En tratamientos con fuentes radiactivas esto añade otra capa: la actividad cambia con el tiempo. El decaimiento radiactivo no es una nota al pie, sino parte del trabajo real. Afecta a calibración, tiempos de tratamiento, trazabilidad y control de calidad.
Eso vale para braquiterapia, para equipos basados en fuentes selladas y para sistemas históricos o especializados donde el comportamiento de la fuente es parte central del procedimiento.
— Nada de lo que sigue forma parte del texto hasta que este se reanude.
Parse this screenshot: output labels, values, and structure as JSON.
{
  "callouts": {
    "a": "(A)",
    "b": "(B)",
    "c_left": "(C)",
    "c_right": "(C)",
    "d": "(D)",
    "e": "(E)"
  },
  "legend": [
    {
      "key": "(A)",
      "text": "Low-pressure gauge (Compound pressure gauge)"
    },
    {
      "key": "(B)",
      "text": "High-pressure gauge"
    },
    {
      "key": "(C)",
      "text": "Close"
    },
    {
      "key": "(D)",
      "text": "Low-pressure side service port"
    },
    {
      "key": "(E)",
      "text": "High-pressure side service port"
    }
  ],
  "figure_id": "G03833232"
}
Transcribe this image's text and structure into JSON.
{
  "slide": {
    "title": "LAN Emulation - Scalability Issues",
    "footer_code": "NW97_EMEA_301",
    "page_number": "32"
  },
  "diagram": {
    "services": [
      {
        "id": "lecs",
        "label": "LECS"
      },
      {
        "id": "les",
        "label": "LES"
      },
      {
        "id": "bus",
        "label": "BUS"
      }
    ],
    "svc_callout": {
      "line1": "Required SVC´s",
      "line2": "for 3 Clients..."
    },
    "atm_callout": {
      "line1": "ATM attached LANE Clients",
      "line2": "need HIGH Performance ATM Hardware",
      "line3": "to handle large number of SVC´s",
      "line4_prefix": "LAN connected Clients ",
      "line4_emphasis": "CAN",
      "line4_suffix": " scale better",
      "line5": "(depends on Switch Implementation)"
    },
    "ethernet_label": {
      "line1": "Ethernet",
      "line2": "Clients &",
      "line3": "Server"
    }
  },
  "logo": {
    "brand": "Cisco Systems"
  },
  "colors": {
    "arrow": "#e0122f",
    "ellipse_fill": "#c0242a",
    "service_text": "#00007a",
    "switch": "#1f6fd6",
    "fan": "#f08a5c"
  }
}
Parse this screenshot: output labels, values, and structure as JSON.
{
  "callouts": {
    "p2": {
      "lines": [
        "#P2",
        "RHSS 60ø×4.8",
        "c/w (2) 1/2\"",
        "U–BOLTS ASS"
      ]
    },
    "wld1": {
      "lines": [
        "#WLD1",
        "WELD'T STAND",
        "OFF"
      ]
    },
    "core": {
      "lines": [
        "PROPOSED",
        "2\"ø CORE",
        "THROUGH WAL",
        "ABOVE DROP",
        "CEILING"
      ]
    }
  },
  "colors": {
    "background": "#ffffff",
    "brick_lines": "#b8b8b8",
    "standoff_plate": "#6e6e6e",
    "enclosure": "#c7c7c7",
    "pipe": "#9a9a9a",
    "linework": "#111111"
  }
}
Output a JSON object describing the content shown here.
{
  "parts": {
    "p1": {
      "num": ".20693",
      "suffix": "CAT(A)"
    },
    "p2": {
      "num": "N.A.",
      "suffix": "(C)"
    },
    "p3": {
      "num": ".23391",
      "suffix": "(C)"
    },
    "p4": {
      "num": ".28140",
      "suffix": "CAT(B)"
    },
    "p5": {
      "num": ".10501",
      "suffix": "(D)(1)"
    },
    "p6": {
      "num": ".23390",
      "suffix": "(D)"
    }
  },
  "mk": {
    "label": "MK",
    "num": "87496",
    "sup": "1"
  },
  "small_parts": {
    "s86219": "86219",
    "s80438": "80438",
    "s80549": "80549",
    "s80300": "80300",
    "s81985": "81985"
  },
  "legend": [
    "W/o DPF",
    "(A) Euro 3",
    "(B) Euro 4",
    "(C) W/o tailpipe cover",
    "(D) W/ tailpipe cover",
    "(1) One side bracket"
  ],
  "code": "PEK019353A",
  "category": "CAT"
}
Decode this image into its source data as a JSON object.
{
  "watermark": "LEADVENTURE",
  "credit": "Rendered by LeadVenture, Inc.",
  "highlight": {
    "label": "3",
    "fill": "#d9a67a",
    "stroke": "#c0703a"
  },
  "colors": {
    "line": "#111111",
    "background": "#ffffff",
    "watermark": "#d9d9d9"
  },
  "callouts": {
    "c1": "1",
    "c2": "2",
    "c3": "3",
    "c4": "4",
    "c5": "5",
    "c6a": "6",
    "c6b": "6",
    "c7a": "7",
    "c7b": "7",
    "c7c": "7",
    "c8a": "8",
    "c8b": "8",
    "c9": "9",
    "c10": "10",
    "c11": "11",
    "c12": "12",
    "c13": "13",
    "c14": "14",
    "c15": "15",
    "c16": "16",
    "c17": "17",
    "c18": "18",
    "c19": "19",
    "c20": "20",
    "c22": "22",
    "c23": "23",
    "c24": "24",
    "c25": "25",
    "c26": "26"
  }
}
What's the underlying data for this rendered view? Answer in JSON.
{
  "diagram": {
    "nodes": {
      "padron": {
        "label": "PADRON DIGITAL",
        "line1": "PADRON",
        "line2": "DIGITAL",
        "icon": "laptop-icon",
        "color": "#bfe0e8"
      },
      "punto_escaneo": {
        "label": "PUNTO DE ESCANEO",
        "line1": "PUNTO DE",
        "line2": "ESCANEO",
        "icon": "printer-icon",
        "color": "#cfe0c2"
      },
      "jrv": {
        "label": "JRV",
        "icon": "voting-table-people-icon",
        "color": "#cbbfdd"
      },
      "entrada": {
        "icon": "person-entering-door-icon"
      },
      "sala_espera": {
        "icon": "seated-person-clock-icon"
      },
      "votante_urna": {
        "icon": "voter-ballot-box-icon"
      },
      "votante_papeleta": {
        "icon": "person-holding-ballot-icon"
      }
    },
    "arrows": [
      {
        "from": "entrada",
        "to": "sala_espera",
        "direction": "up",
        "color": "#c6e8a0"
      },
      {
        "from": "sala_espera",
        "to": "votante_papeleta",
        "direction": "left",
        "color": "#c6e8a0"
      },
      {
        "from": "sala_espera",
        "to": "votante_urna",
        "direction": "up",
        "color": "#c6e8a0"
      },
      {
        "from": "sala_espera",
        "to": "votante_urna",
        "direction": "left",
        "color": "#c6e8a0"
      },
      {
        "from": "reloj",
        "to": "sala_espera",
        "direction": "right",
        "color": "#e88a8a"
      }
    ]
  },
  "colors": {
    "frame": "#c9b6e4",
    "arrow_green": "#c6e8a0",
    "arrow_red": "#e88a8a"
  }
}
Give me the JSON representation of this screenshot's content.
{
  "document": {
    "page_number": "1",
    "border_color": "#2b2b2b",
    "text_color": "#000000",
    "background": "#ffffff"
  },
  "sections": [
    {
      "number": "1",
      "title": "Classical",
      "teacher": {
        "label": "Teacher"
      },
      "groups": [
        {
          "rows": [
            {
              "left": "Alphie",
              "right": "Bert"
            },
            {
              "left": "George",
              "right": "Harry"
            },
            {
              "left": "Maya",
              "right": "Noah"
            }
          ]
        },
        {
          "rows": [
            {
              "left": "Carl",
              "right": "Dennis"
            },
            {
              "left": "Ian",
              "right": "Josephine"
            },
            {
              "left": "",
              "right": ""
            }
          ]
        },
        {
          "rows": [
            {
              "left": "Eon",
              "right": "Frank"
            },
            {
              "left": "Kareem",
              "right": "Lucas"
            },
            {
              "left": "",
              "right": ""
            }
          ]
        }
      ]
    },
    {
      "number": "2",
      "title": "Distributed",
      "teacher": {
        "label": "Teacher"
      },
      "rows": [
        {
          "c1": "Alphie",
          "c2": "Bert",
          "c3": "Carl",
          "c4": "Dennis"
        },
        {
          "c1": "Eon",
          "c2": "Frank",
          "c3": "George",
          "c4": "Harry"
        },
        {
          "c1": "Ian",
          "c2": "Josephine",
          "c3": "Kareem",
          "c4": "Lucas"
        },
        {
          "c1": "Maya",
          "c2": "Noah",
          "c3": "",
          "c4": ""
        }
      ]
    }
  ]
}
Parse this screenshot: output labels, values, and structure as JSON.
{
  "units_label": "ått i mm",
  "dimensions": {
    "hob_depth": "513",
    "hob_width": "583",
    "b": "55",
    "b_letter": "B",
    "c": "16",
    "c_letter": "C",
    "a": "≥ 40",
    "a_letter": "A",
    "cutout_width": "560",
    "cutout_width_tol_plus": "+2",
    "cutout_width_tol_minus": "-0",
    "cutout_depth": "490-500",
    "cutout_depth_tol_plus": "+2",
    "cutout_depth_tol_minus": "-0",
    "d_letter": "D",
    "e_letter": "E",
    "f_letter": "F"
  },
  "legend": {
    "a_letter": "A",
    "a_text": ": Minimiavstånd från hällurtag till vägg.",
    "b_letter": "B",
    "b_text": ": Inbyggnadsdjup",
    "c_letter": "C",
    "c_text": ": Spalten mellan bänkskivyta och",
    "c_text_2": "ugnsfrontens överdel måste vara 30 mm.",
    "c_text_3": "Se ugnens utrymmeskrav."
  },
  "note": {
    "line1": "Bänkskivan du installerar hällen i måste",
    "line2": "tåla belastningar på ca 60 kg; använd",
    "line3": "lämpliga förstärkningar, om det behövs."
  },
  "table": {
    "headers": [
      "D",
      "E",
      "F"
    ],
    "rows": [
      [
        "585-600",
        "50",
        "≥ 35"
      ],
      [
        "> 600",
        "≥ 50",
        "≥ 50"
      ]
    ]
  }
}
16. Equipamiento y finalidad clínica
La enumeración de equipos no define la disciplina.
Lo que de verdad la define es otra cosa:
- una diana clínica;
- una geometría tratable;
- una dosis prescrita;
- restricciones de órganos sanos;
- una cadena de validación;
- y un sistema humano y técnico capaz de repetir el tratamiento con seguridad.
Las máquinas importan porque sirven a esa arquitectura conceptual y clínica, no al revés.
17. Resumen técnico
La radioterapia materializa la conversión de información anatómica y funcional en una intervención dosimétrica controlada.
Su fiabilidad depende de la coherencia entre imagen, planificación, verificación, entrega y control de calidad. Este sistema exige integración técnica y responsabilidad clínica sostenida.